Despite the challenges, some aid groups are trying to get the musicians out.Billboardreached local musicians through Beard, who runs Save Afghan Musicians, an organization that has raised $ 17,500 and helped 20 musicians and their families leave the country in recent weeks. Beard’s Sound Central Festival in 2011 “grew out of the womb of Kabul’s small underground music scene,” according to his Facebook page, and has produced local band battle contests and other events. (He is now at home in Melbourne, Australia.)
Right now, local performers fall into the same category as performers, local politicians, and other Afghans whom the Taliban might see as enemies.
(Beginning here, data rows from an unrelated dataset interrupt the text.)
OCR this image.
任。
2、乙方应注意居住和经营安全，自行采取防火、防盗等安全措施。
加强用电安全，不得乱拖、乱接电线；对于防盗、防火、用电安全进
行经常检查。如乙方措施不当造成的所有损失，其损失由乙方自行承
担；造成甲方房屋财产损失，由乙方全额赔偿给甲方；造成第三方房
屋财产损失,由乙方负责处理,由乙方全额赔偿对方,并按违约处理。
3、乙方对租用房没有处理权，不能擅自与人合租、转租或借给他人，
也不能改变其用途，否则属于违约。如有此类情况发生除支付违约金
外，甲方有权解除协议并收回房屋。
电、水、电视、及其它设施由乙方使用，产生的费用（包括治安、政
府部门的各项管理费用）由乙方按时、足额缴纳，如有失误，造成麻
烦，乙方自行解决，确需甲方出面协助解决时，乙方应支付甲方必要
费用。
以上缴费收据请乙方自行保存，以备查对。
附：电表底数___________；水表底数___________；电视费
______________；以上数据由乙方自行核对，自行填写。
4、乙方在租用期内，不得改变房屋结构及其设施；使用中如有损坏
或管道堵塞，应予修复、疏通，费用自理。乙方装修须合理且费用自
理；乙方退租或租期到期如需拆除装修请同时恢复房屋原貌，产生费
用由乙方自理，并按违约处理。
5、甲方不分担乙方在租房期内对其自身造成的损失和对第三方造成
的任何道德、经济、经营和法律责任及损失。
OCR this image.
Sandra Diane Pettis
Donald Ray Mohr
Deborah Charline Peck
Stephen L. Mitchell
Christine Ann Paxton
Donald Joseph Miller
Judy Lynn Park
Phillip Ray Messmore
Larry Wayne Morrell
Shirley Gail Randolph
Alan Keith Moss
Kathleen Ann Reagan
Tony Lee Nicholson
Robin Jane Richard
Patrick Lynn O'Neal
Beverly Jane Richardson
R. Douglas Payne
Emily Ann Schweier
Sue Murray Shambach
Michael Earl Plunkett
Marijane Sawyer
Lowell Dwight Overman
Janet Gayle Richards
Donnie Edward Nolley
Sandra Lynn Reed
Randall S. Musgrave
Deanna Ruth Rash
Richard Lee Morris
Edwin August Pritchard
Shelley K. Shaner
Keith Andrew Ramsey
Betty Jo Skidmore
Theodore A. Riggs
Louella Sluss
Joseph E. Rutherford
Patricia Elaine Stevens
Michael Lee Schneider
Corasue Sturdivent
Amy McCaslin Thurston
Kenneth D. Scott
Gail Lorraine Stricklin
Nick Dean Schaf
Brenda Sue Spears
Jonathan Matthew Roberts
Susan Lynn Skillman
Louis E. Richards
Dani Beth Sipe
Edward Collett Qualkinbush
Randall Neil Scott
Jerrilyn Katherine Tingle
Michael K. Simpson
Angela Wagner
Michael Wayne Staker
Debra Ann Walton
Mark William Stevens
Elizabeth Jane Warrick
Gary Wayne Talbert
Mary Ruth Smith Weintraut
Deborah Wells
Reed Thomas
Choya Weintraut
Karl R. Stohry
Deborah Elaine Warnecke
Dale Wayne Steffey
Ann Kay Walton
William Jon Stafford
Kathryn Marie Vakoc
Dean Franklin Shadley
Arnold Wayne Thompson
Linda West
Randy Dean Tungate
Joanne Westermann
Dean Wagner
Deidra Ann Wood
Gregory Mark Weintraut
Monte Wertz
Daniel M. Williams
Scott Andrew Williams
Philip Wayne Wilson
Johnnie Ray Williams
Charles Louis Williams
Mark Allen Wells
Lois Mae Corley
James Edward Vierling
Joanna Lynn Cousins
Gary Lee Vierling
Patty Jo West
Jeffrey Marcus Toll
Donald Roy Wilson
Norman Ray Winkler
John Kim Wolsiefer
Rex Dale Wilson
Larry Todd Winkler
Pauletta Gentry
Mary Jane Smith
US citizens and some at-risk Afghans have been able to leave the country by air, but in recent days the Taliban have reportedly banned planes from taking off.
Faisal, Metal Sam and other musicians are hoping for charter flights but are still awaiting clearance. “The US government is not paying attention,” Metal Sam says. “The media and the people need to put pressure on them to fix this problem.”
Faisal has more immediate concerns in Afghanistan. After the Taliban seized power, “some people” searched his home and attacked his brother, injuring his back. Faisal is not sure if the violence was linked to his background as a musician, but the incident prompted him and his family to flee immediately.
The 11 of his people are safe, although they are starting to run out of food after hiding for a month. “Now we don’t know [how]buy food or move places, ”he says. They are very attentive to the situation of the airport and the border in order to be able to exit as quickly as possible.
Faisal was five or six years old when he started playing music in Afghanistan in the early 2000s. He had a keyboard and studied guitar with a teacher, then formed a band in recent years. He was unable to bring his guitar into his current home.
“The Taliban say you can’t work in music. Just surrender your job and do something else,” Faisal says. “I can’t do that. If in Afghanistan it’s impossible, we’ll continue our band elsewhere. I want to work on my music.”